Choose the right nightlight

Sleeping with the lights on

No method is easy (or fun) and most involve making yourself sleep when you don’t want to, or stay awake far longer than you should. It just isn’t worth the toll on your mood, body, or mind sleeping in a room with lights on. The list of negatives far outweighs any reason you may give yourself to keep your room lit while you sleep.

If it is still important for you to have some light in the room, it has been shown that red nightlight bulbs don’t affect melatonin production the same way as other colored bulbs. Red is a long wavelength light, so it is less disruptive comparing with others. Better to have small light not in the bedroom, but in the hallway or another room. And while still not as good for your sleep as a completely dark room, it is much better for your health than any other light.

Moreover, before going to bed avoid digital devices: turn off TV, power of your computer, laptop, tablet and put away your phone. Because digital screens emit highly disruptive blue light and researches show that a wavelength of blue light has detrimental effect on healthy sleep quality.


How to teach children to sleep in the darkness

There are not many adults who feel uncomfortable sleeping in the dark, but it is totally different when it comes to children. Majority children are scared of sleeping in the darkness and start crying when the lights are off. No need to force children to sleep in the dark room ignoring their fear, this may lead to serious mental problems in future. Put in the children’s room low-watt dimmable bulbs that won’t disturb them and kids also won’t feel fear. You may switch it off when your kids fall asleep.

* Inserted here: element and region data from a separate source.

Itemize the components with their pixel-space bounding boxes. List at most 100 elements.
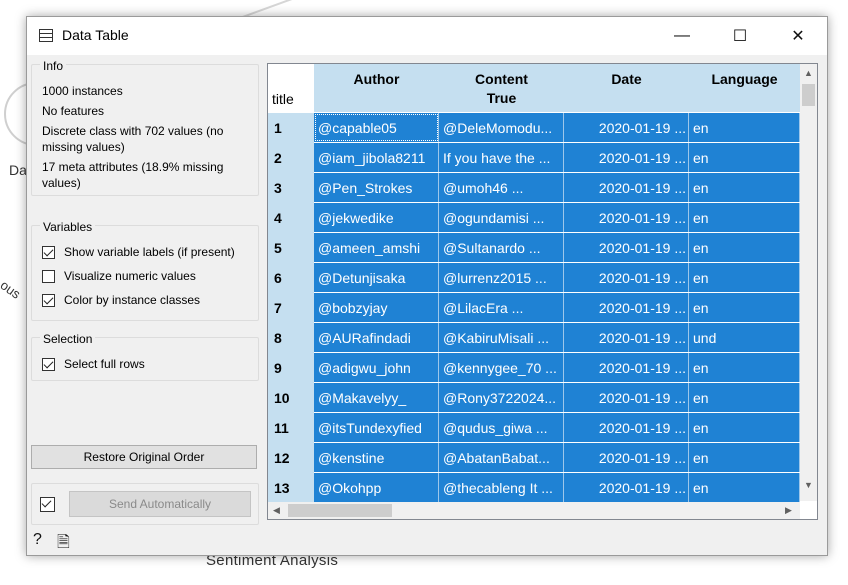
variables-title: Variables: [40, 220, 96, 234]
table-cell-date[interactable]: 2020-01-19 ...: [564, 443, 689, 472]
table-cell-content[interactable]: @lurrenz2015 ...: [439, 263, 564, 292]
table-cell-content[interactable]: @thecableng It ...: [439, 473, 564, 502]
scroll-up-arrow[interactable]: ▲: [800, 64, 817, 81]
table-cell-lang[interactable]: en: [689, 173, 800, 202]
column-header-date[interactable]: Date: [564, 64, 689, 112]
select-full-rows-checkbox[interactable]: [42, 357, 55, 371]
select-full-rows-option[interactable]: Select full rows: [42, 355, 145, 373]
table-cell-lang[interactable]: en: [689, 443, 800, 472]
table-cell-author[interactable]: @Makavelyy_: [314, 383, 439, 412]
row-header[interactable]: 1: [268, 113, 314, 143]
info-title: Info: [40, 59, 67, 73]
table-cell-author[interactable]: @itsTundexyfied: [314, 413, 439, 442]
table-cell-date[interactable]: 2020-01-19 ...: [564, 233, 689, 262]
data-table-window: Data Table — ☐ ✕ Info 1000 instances No …: [26, 16, 828, 556]
row-header[interactable]: 4: [268, 203, 314, 233]
table-cell-date[interactable]: 2020-01-19 ...: [564, 413, 689, 442]
table-cell-content[interactable]: @AbatanBabat...: [439, 443, 564, 472]
table-cell-lang[interactable]: en: [689, 413, 800, 442]
table-cell-author[interactable]: @jekwedike: [314, 203, 439, 232]
table-cell-lang[interactable]: en: [689, 263, 800, 292]
row-header[interactable]: 10: [268, 383, 314, 413]
row-header[interactable]: 8: [268, 323, 314, 353]
table-cell-date[interactable]: 2020-01-19 ...: [564, 173, 689, 202]
table-cell-content[interactable]: @ogundamisi ...: [439, 203, 564, 232]
table-cell-date[interactable]: 2020-01-19 ...: [564, 383, 689, 412]
table-cell-author[interactable]: @iam_jibola8211: [314, 143, 439, 172]
table-cell-date[interactable]: 2020-01-19 ...: [564, 263, 689, 292]
table-cell-date[interactable]: 2020-01-19 ...: [564, 323, 689, 352]
scroll-right-arrow[interactable]: ▶: [780, 502, 797, 519]
visualize-numeric-option[interactable]: Visualize numeric values: [42, 267, 196, 285]
table-cell-content[interactable]: @umoh46 ...: [439, 173, 564, 202]
show-labels-checkbox[interactable]: [42, 245, 55, 259]
column-header-language[interactable]: Language: [689, 64, 800, 112]
table-cell-content[interactable]: @KabiruMisali ...: [439, 323, 564, 352]
row-header[interactable]: 12: [268, 443, 314, 473]
table-cell-content[interactable]: @Sultanardo ...: [439, 233, 564, 262]
title-bar[interactable]: Data Table — ☐ ✕: [27, 17, 827, 55]
vertical-scroll-thumb[interactable]: [802, 84, 815, 106]
table-cell-lang[interactable]: en: [689, 293, 800, 322]
table-cell-lang[interactable]: en: [689, 473, 800, 502]
row-header[interactable]: 11: [268, 413, 314, 443]
send-automatically-button: Send Automatically: [69, 491, 251, 517]
table-cell-lang[interactable]: en: [689, 383, 800, 412]
row-header[interactable]: 13: [268, 473, 314, 503]
table-cell-content[interactable]: @Rony3722024...: [439, 383, 564, 412]
row-header[interactable]: 9: [268, 353, 314, 383]
vertical-scrollbar[interactable]: ▲ ▼: [800, 64, 817, 501]
table-cell-author[interactable]: @Detunjisaka: [314, 263, 439, 292]
table-cell-lang[interactable]: en: [689, 233, 800, 262]
table-cell-author[interactable]: @adigwu_john: [314, 353, 439, 382]
auto-send-checkbox[interactable]: [40, 497, 55, 512]
color-by-class-checkbox[interactable]: [42, 293, 55, 307]
close-button[interactable]: ✕: [769, 17, 827, 55]
table-cell-author[interactable]: @AURafindadi: [314, 323, 439, 352]
table-cell-author[interactable]: @Pen_Strokes: [314, 173, 439, 202]
table-cell-lang[interactable]: en: [689, 113, 800, 142]
restore-order-button[interactable]: Restore Original Order: [31, 445, 257, 469]
table-cell-content[interactable]: @qudus_giwa ...: [439, 413, 564, 442]
table-cell-date[interactable]: 2020-01-19 ...: [564, 473, 689, 502]
visualize-numeric-checkbox[interactable]: [42, 269, 55, 283]
table-cell-content[interactable]: @kennygee_70 ...: [439, 353, 564, 382]
table-cell-author[interactable]: @kenstine: [314, 443, 439, 472]
report-icon[interactable]: 🗎: [57, 531, 70, 558]
maximize-button[interactable]: ☐: [711, 17, 769, 55]
horizontal-scroll-thumb[interactable]: [288, 504, 392, 517]
table-cell-lang[interactable]: en: [689, 143, 800, 172]
table-cell-lang[interactable]: en: [689, 353, 800, 382]
table-cell-lang[interactable]: und: [689, 323, 800, 352]
scroll-left-arrow[interactable]: ◀: [268, 502, 285, 519]
table-cell-lang[interactable]: en: [689, 203, 800, 232]
table-cell-date[interactable]: 2020-01-19 ...: [564, 203, 689, 232]
column-header-author[interactable]: Author: [314, 64, 439, 112]
table-cell-author[interactable]: @ameen_amshi: [314, 233, 439, 262]
row-header[interactable]: 2: [268, 143, 314, 173]
column-header-content[interactable]: Content True: [439, 64, 564, 112]
table-cell-author[interactable]: @Okohpp: [314, 473, 439, 502]
data-table[interactable]: title Author Content True Date Language …: [267, 63, 818, 520]
row-header[interactable]: 6: [268, 263, 314, 293]
color-by-class-option[interactable]: Color by instance classes: [42, 291, 200, 309]
minimize-button[interactable]: —: [653, 17, 711, 55]
info-instances: 1000 instances: [42, 84, 123, 98]
table-cell-author[interactable]: @capable05: [314, 113, 439, 142]
row-header[interactable]: 5: [268, 233, 314, 263]
row-header[interactable]: 7: [268, 293, 314, 323]
table-cell-date[interactable]: 2020-01-19 ...: [564, 113, 689, 142]
help-icon[interactable]: ?: [33, 531, 42, 549]
table-cell-content[interactable]: @DeleMomodu...: [439, 113, 564, 142]
table-cell-content[interactable]: @LilacEra ...: [439, 293, 564, 322]
table-cell-content[interactable]: If you have the ...: [439, 143, 564, 172]
horizontal-scrollbar[interactable]: ◀ ▶: [268, 502, 800, 519]
table-cell-date[interactable]: 2020-01-19 ...: [564, 293, 689, 322]
show-labels-option[interactable]: Show variable labels (if present): [42, 243, 235, 261]
row-header[interactable]: 3: [268, 173, 314, 203]
table-cell-author[interactable]: @bobzyjay: [314, 293, 439, 322]
table-cell-date[interactable]: 2020-01-19 ...: [564, 353, 689, 382]
table-cell-date[interactable]: 2020-01-19 ...: [564, 143, 689, 172]
variables-group: Variables Show variable labels (if prese…: [31, 220, 259, 321]
scroll-down-arrow[interactable]: ▼: [800, 476, 817, 493]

The best way to teach children to sleep in the darkness is to start it when they are still newborn. At that time babies do not know about the outer environment and they will easily adapt to the environment that you create for them. Therefore, if you turn off the lights from the beginning they will get used to sleep in the darkness easily.

Sleeping time is the most important part of your life, so create the best environment for your healthy sleep and enjoy your night with proper rest.